El tiempo de la prevención nunca pasa, pero ahora es preciso intervenir cortando vínculos de red, modularizando y fragmentando las redes delictuales para disolverlas por partes y evitar que el contagio se expanda hacia más territorios, hacia las instituciones policiales o la política.
En su libro “Delincuencia común en Chile”, la socióloga Doris Cooper sintetizó, en 1994, sus investigaciones en el país. Reconstruía lo que entonces se denominaba “el hampa”: un conjunto estratificado de delincuentes que iban desde asaltantes y lanzas hasta cogoteros y “choros de esquina”. Tenían una “ética del hampa”, cuyo valor central era no hacer daño innecesario, pues ello no era propio del “ladrón profesional”, el escalafón más alto en la estratificación de la delincuencia. Quienes ejercían violencia desprestigiaban la profesión. El ladrón debía ser racional y no hacer daño a la víctima. Los violentos y los que robaban a los pobres eran lo más bajo en la escala de prestigio. Se trataba generalmente de personas bajo efectos del alcohol y drogas.
La investigación de Cooper es extraordinaria. Hoy, sin embargo, nadie atribuiría al “ladrón profesional” los siete asesinatos del fin de semana pasado; tampoco los 17 de hace unas semanas, o los recurrentes “ajustes de cuenta” que dejan un brazo en el norte y una pierna en el sur de la ciudad.
En la última Encuesta CEP, un 85% de la población se siente muy preocupado de ser víctima de delitos violentos; el 91% opina que el tráfico de drogas aumentó en el país y un 49% que aumentó en el propio barrio. Los mayores temores son ser asaltado en casa, en la vía pública o verse involucrado en balaceras, y el principal grupo al que se atribuye responsabilidad en esto es el narcotráfico y su característico uso de armas. La imagen que emerge no es la del hampa y su ética estilo Robin Hood, sino la del crimen organizado basado en el ejercicio de la violencia.
La delincuencia es preocupación constante de los chilenos, pero en años recientes tuvo lugar una doble inversión: la violencia, que antes desprestigiaba, hoy es el primer recurso de ascenso en la nueva estratificación delictiva; y la acción solitaria del antiguo asaltante dio paso a redes criminales cada vez más densas e interconectadas. Que el arma utilizada en el robo a Brinks haya sido usada en el ataque a la exministra Siches es solo uno de muchos ejemplos.
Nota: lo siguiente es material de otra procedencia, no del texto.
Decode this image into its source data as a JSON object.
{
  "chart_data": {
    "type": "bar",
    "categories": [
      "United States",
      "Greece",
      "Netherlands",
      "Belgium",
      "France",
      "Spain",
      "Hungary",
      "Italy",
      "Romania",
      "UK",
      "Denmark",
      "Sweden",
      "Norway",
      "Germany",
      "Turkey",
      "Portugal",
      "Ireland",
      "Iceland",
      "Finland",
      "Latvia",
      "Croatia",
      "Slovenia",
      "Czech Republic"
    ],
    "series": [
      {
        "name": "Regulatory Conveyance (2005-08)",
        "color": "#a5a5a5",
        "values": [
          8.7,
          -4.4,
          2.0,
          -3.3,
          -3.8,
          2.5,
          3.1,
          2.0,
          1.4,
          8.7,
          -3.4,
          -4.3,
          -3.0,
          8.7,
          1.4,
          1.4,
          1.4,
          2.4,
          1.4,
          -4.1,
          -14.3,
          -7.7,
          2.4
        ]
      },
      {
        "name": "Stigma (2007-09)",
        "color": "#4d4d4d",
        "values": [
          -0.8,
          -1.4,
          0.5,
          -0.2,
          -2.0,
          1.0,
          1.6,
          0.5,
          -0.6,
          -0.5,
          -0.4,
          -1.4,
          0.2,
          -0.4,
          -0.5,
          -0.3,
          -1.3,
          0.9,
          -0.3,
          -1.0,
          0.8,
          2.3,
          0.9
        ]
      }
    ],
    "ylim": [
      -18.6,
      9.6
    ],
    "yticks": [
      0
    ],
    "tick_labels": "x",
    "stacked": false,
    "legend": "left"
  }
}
En una entrevista en 2000, Cooper decía “podemos llenar Latinoamérica de cárceles y no vamos a arreglar nada”. Y concluía: “Así como van las cosas, y mientras no haya prevención, no hay marcha atrás”. Tenía razón: la doble inversión ya se produjo. El tiempo de la prevención nunca pasa, pero ahora es preciso intervenir cortando vínculos de red, modularizando y fragmentando las redes delictuales para disolverlas por partes y evitar que el contagio se expanda hacia más territorios, hacia las instituciones policiales o la política. El punto crítico de ese otro viaje sin retorno aún no llega, pero se acerca.